An average-sized, 200-bed hospital could see paper costs rise from an estimated €460K per year to €542K per year. Papermakers are increasing their prices between 6% and 15% due to demand, supply, the impact of energy and fuel costs, and freight and shipping challenges. These challenges are set to continue in the current climate, and the knock-on effects are indiscriminate. Hospitals are not immune, as many still record some or all of their patients' medical records on paper.
Why the Increase?
Anyone tracking commodity prices or paying paper costs will certainly have noticed increases in 2021.
- Many papermakers have announced upcoming price increases of between 6% and 15%. (Printweek, 2021), and can no longer absorb the full extent of the unprecedented increases
- The factors impacting increased paper costs are:
- Mill closures (some short-term during Covid lockdowns and others permanently).

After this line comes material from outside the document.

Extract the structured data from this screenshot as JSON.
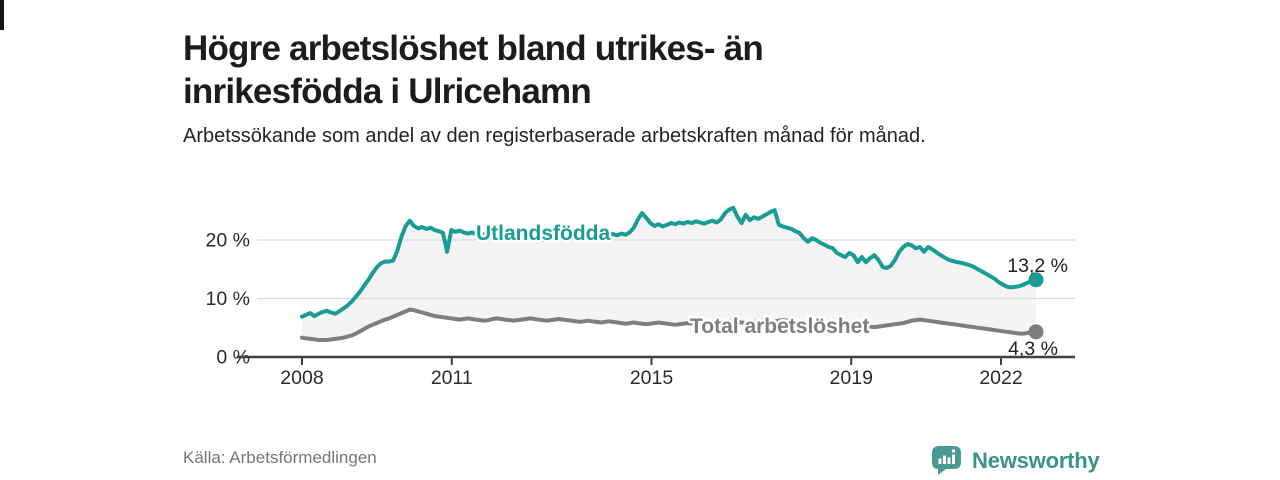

- Increases in freight costs and shortages (both for ocean and trucking).
- Energy and fuel costs.
- Compliance with environmental regulations has led to an increase in the cost of paper production.
What it means for Hospitals
While the following are US-based figures, they can broadly translate globally, "The average 1,500-bed hospital prints 96M pages each year – at the cost of $3.8M US" (Beckers Hospital Review, 2018). If we extrapolate those figures, an average 200-bed hospital will print est 12.8M pages each year. Based on €0.36c per page in 2018, that would increase paper costs from €460,000 to over €542,000, reflecting a 15% increase.
Of course, paper costs are not our area of expertise, but Digital Medical Records are. World over hospital budgets are stretched and as inflation increases, we see a drive from hospitals to be increasingly operationally efficient. Reducing the quantity of paper associated with a patient's episode in the hospital is a significant part of that. It is not uncommon to find that up to 60% of a patient's paper chart is associated with only a few types of activities, for example, a nurse or doctor taking progress notes for a patient during their inpatient stay. Even replacing a small set of repeated activities with a Digital Medical Record can save a significant amount of paper.
In our view, when hospitals consider moving to a Digital Medical Record, some of the most critical factors are:
- Ease of Use. It is all too common to hear of DMRs with a steep learning curve, and poor adoption, leading to high resource costs for training and change management.
- Integration Capabilities. If the Patient Administration System works well, there is no need to rip-and-replace. Save on the resources, cost and risk and instead seamlessly integrate with it, as well as other systems such as Laboratory, Radiology etc. Complement your existing systems, don’t rip them out!
- Speed of Implementation. The ability to implement quickly and realise the return on investment. Quick implementations very much align with a phased approach rather than a 'big bang'.